In the WWW environment for search in the Internet, the syntax of individual documents is specified in Hypertext Markup Language (HTML) . HTML is a specific application of the Standard Generalized Markup Language (SGML) . Other terms for `markup' are `annotation', `tagging', `labelling'. At the levels of morphology and sentence syntax, there exist `taggers', programmes for providing automatic grammatical or morphological markup, and for a number of languages, standardised `tagsets' have been developed and agreed on for this purpose.
There is no general convention for specifying hypertext structures in the WWW, however. This is a complicated matter, and for completeness would need to take browser and server properties into account as well as the properties of the text.
A hypertext in the WWW environment may be a single page-file, with links between parts of the text on the page, or it may be a collection of pages linked as a tree or a graph, with links pointing to other page-files or to a graphics file or to a Java application. Page-files themselves are either HTML documents or plain text.

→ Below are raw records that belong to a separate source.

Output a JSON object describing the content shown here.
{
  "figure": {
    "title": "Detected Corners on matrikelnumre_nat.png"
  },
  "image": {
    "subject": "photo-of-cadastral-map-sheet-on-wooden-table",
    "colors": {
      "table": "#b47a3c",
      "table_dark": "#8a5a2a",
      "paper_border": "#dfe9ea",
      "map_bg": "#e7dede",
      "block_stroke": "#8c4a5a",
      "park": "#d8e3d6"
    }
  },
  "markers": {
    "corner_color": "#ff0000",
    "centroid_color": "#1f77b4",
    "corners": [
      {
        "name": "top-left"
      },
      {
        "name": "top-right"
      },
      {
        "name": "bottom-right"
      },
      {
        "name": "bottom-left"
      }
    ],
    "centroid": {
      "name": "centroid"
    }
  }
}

Starting from the bottom level of texts as a inscriptions in an object language, a text markup (traditionally known in linguistics as a structural description or SD) is a statement in a metalanguage such as HTML (LaTeX can also be seen as a markup language) about the object language text. The markup contains images of segments of the object text, and markup labels for these segments. The markup language HTML is described (defined) in SGML, a generic language for defining markup applications; HTML is an application designed for document markup in the WWW. SGML is a higher order metalanguage for describing (defining) markup languages. SGML itself is specified in a general data type definition language such as BNF (Backus Naur Form). The hierarchy of metalanguages is shown in the Figure.
Figure 1: Markup language hierarchy
A markup language hierarchy centring on SGML and HTML is not the only possible strategy for providing markup. There are many other conventions at Level 4, the Markup Level, for example for specifying sentence structures, or for dialogue transcription. Linguistic structural descriptions, for example, are markups.
Alternative techniques start with different specification conventions altogether and if a WWW document needs to be generated, translation into HTML is done automatically. Documents can be written in LaTeX, for example, and translated into a graph-structured set of HTML documents by means of the programme latex2html. I have experimented with representing hypertexts with a semantic network representation language (DATR) and translating these representations directly into HTML.
It is important to note that HTML does not prescribe possible structures above the individual document level, but allows arbitrary links between documents, and from positions within documents to positions within (possibly the same) documents. This is the most interesting area of hypertext syntax, however, and different genres of hypertext can be defined on the basis of different model-driven constraints on hypertext structure.